Don't listen to your body

Posted on Sep 16, 2018

In the quest to become better than the runner you were yesterday, I would argue that it is required of you to not listen to your body.

Allow me to elaborate. The body is a miraculous machine. The very fact that people are able to run such absurd distances is a feat of this very machine. But it is important to, in training, not listen to this very same machine.

The body, simply put, hates effort. Even the neuron structures in the mind, optimise for least work. The body doesn’t like to work. It prioritizes comfort over effort.

It is a contradictory point. Yes. It’s the very same body that allows us to even run this. Why? It’s because of the mind. It’s because YOU as the runner, want to run that distance, in that time. So your body, despite its multiple attempts to red sign you into stopping, gives in. This is that point of sync that most of us have experienced when running. The body and mind are one. They are giving to each other instead of taking from themselves. And that’s when the machine becomes unstoppable.

How do we reach this point of sync? Ignore the body’s signs.

The body broadly sends 2 types of signals:

  1. “This isn’t comfortable, stop”
  2. “you’ll hurt yourself if you keep exerting in this manner”

Ignore (1), listen to (2). (2) will save you from injuries. The body does know itself better than you do.

Running is hard work. It’s hard for everyone. Even the greatest athletes. They just have learnt the art of reading signs in their body better than we can just yet.

When you run a 6 min KM and then you feel good enough to push for a 5 min KM the next time, your body immediately says “oh you’ve done great. now slow” and if you go down to anything > 6, then you’ve let the body win over your mind. Clearly it was capable of doing the 6 right before the 5. So it still is capable of that very same effort. Just doesn’t want to do it.

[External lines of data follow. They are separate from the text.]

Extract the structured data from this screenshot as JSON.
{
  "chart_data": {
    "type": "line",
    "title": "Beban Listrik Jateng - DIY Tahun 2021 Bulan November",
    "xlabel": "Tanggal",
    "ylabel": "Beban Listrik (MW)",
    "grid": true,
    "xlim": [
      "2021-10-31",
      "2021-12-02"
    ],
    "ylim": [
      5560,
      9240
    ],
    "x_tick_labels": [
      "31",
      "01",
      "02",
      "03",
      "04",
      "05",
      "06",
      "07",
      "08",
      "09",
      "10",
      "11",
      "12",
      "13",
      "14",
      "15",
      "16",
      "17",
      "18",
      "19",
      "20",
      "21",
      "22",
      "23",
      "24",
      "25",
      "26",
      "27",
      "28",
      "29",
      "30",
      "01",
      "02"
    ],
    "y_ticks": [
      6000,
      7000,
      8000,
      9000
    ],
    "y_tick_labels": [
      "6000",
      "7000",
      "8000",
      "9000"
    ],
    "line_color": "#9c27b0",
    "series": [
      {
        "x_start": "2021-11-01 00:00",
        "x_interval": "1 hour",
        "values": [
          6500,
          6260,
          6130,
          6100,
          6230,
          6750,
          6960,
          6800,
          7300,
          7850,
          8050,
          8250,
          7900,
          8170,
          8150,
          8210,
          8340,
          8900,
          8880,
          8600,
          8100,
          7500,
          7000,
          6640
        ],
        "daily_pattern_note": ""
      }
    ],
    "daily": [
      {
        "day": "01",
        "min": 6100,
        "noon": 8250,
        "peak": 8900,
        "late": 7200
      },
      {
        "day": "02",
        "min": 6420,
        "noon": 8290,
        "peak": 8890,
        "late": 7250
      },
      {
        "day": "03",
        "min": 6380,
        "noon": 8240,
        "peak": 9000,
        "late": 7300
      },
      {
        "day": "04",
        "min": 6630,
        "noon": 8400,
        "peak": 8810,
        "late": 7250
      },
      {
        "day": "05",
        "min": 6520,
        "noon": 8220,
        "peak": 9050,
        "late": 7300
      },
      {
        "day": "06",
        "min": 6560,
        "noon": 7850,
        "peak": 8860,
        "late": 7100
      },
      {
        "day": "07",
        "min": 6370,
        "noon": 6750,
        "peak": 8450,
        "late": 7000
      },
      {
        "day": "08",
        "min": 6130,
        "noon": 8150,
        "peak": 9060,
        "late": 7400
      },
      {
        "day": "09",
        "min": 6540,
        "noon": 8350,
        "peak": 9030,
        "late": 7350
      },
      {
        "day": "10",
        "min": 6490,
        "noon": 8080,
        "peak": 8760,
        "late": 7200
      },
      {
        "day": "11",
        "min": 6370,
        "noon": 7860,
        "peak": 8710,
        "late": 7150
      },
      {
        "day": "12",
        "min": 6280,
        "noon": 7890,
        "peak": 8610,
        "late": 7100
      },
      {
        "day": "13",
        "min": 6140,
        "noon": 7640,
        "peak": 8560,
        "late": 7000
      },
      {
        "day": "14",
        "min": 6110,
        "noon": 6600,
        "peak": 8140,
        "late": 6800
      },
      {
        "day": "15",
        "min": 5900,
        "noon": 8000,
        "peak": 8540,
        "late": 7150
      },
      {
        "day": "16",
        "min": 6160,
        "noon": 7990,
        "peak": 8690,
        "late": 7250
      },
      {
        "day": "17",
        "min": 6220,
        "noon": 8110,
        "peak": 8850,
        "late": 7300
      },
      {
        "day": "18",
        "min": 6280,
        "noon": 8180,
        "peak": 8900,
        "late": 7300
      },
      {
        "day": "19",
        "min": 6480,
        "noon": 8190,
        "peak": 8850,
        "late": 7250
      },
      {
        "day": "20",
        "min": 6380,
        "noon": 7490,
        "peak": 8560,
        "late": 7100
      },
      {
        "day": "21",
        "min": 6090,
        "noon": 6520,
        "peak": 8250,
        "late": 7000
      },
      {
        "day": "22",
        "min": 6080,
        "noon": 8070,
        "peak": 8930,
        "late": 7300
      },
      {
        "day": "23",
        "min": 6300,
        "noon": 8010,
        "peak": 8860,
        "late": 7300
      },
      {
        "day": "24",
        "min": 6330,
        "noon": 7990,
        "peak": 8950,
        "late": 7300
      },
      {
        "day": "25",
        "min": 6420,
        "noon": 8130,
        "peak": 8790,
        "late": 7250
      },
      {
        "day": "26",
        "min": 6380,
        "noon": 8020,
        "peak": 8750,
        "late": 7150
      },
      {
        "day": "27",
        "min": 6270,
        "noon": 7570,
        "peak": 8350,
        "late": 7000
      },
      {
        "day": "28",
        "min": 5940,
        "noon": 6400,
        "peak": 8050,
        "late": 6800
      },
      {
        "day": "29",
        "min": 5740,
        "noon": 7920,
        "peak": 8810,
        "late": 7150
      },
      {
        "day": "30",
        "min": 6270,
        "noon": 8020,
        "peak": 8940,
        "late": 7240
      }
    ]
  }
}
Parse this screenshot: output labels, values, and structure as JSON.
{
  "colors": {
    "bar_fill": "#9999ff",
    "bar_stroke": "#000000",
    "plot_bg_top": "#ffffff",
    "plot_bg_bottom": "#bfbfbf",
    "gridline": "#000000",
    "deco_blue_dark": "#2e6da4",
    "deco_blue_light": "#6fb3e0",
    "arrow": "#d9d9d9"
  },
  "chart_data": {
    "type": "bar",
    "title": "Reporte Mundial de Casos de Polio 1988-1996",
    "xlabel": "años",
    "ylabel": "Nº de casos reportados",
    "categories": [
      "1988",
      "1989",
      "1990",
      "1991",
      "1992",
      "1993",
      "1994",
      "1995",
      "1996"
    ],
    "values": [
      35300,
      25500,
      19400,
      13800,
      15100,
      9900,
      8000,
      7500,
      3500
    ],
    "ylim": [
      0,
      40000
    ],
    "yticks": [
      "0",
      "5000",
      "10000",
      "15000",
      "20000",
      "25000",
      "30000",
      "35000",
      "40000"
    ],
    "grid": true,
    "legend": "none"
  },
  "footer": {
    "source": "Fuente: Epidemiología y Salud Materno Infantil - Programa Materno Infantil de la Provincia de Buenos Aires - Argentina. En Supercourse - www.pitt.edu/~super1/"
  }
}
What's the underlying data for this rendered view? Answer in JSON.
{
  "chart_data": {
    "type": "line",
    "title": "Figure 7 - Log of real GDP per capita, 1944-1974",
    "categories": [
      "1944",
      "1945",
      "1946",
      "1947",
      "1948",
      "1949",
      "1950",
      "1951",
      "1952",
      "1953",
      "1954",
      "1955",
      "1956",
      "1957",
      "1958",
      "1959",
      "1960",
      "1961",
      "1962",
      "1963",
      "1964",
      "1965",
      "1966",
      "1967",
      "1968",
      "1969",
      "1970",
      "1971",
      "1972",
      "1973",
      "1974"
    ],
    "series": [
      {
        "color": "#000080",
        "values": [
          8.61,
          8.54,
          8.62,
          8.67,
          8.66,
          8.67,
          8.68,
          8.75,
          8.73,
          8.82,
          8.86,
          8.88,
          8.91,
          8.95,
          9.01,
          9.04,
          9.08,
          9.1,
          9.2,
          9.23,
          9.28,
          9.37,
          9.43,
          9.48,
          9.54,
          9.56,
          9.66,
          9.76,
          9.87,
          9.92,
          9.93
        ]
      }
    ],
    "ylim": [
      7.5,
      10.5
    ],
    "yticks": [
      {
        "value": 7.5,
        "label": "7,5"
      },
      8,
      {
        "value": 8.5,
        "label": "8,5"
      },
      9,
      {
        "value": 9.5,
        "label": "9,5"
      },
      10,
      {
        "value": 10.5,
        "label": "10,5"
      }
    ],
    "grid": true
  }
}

That’s why the very nature of interval training capitalizes on this. You give and take. And through this, you stay consistent. You run X meters at the fastest you can (body hates you here) and then the next Y meters at a slow pace (body is loving you) and then you repeat this for some Z kilometers. Then you slowly begin reducing the Y and increasing the X. This way you are slowly coaxing your body to not be an asshole. And believe me when I say that the X meters you run, will be VERY hard. You’re not running fast; you’re running as-fast-as-you-can. Every muscle will be rejecting your mind’s decision. If you listen, you end up stopping. If you listen, you lose that consistency.

Baseline — You’re in control of the mind, and the mind only. Your body has a connection to the mind as well. Keep your resolve over the mind stronger than the body does. That way you overrule its decisions.

Consistency helps your body optimize for it. If it has run the same X/Y combination over a week, then its like “Oh they’re doing this often. Maybe its important. I’ll optimize my paths for it and be ready” and that’s what we’re aiming for. In our minds, all of us are already runners. We begin to actually become one only when we learn to convince our bodies of believing this fact.